When Arthur Kay’s business bio-bean was announced as the winner of the Grow category at this year’s Virgin Media Business VOOM competition, he wasn’t thinking about celebrating, but instead what he needed to get done at the office that afternoon.
“I actually had to go back to work and keep on running the business,” he admits. “I had to interview someone that afternoon and I had a few calls so it was all very operational.”
That’s not to say that he wasn’t pleased to have won. “It took a while to sink in. It was a huge shock and we were very proud of ourselves because there had been some really good companies throughout the process.”
Once the work was done, though, Kay says that he celebrated with the team before they really got down to business to work out what winning would mean for them.
“It’s been fantastic,” he says. “There’s been a lot of attention towards our newest product, these coffee logs. It’s been really fantastic for them particularly because they’ve had a really high profile throughout this whole campaign. We’ve had hundreds of people placing orders, stockist wanting to supply the product, and we’re getting fantastic feedback on the performance of the product as well. For the coffee logs in particular it’s been a major boost, which I think is really fantastic.”
But that’s not the only impact that they’ve seen on business since the competition. “Lots of coffee shops and even some big coffee companies have been getting in touch with regards to our coffee waste collection scheme as well - people wanting to sign up and provide all their coffee waste, which has been really great.”
This is particularly a boost for Kay’s business as bio-bean is fairly unique in that where most businesses buy at one end of their supply chain and sell at the other, he’s actually trying to sell a service, and then sell products as a result of that. And he’s got big ambitions.

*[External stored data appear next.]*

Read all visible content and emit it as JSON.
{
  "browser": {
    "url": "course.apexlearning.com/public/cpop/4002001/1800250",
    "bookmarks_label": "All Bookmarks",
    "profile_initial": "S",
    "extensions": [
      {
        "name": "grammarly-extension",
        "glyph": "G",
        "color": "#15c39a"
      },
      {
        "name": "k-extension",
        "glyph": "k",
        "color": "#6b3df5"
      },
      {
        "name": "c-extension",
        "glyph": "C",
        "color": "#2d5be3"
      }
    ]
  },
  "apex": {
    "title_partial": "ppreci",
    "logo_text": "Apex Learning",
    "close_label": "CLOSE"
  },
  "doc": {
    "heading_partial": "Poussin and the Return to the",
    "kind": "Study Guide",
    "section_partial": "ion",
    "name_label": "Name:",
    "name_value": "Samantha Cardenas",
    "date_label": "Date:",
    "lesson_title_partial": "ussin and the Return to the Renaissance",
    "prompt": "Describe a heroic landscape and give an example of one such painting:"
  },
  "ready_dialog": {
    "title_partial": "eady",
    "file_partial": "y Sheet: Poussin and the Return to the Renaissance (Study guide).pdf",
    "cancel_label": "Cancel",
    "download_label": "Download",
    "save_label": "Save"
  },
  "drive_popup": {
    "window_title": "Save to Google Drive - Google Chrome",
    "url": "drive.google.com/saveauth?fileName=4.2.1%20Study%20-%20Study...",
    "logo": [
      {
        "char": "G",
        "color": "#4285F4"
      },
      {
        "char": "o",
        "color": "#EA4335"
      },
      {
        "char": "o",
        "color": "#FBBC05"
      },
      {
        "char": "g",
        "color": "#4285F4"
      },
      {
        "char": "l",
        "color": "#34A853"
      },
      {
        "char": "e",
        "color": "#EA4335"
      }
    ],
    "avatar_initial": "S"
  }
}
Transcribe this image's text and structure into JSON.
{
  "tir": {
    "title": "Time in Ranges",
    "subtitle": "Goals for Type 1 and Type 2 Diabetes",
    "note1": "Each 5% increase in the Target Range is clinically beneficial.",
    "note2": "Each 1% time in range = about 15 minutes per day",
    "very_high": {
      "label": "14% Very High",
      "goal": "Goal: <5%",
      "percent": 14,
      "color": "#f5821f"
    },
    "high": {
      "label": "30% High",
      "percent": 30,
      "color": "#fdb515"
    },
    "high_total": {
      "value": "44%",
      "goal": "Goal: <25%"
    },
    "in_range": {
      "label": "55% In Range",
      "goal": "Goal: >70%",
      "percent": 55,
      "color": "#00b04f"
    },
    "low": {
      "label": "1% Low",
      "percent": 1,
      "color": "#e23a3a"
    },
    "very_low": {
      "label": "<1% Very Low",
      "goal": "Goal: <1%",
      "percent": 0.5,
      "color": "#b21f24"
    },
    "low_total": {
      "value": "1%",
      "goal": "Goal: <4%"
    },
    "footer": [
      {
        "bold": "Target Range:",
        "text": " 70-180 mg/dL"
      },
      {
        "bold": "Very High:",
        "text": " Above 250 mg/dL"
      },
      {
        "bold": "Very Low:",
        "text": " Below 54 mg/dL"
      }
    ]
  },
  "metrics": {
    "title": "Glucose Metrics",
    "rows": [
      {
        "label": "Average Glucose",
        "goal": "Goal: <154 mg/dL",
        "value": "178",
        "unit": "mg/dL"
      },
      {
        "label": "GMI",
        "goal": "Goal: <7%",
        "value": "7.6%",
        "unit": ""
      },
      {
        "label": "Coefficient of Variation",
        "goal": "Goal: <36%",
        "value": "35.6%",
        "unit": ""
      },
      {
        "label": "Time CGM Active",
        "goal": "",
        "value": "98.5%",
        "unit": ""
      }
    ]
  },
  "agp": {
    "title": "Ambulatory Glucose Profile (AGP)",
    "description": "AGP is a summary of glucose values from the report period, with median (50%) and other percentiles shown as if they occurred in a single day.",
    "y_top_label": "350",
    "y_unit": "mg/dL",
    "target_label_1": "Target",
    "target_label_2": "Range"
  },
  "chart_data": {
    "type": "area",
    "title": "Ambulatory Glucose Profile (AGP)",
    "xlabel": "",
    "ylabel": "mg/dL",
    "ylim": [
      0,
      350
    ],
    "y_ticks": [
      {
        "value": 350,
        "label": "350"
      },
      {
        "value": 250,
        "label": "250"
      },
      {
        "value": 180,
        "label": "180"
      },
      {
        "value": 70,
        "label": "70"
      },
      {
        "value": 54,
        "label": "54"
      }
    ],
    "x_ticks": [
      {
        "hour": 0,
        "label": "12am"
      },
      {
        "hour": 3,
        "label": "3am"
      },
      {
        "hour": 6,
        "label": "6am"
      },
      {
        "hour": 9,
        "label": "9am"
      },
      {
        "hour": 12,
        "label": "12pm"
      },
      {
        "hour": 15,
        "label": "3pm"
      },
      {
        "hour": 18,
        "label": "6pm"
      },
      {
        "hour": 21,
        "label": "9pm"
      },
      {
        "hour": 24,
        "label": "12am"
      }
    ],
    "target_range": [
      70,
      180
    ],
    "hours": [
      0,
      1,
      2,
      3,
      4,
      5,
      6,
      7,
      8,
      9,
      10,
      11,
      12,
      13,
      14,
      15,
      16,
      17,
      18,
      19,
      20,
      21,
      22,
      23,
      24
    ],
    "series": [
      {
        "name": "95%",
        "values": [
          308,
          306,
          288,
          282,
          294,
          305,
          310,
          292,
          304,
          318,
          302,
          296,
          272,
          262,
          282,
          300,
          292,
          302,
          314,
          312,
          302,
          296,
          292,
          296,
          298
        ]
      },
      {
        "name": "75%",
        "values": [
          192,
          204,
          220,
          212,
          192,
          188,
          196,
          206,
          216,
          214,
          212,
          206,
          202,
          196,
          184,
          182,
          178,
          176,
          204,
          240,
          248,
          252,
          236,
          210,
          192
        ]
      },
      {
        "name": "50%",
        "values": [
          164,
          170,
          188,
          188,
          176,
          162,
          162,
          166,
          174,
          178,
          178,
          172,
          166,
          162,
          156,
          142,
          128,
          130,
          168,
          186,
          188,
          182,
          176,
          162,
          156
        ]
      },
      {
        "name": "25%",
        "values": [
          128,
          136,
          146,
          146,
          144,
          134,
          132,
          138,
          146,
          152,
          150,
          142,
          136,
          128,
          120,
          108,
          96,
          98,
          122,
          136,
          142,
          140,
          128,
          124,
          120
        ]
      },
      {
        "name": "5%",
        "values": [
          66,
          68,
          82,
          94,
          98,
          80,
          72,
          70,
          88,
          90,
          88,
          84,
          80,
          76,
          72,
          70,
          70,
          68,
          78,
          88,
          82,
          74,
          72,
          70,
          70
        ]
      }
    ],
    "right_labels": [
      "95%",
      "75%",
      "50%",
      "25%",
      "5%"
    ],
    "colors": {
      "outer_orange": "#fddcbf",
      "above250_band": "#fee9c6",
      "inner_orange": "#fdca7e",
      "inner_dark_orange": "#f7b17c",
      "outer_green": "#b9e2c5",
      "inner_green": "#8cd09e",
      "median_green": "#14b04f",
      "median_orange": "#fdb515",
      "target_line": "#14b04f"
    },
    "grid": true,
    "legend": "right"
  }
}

“In the social enterprise sector when you look at impact versus scale, they are often seen as opposite ends of the spectrum,” he explains. “You can either have very scale small but very deep impact, almost like a social worker - they work very closely with a handful of people and make a huge difference to people's lives but they're not impacting thousands of people - and at the other end you have software packages where it's huge scale but very little impact, even if the thoughts behind the company are very good, the impact is very low.
“What we're looking to do now is find the middle ground between those two. One could recycle coffee grounds on a tiny local scale and work with a handful of little local coffee shops and turn it into artisan products or even compost it, but what we're doing is looking to find a solution that works as well when you're processing a million tonnes of waste coffee grounds as it is when you're processing 50,000 tonnes, which is what we do today.”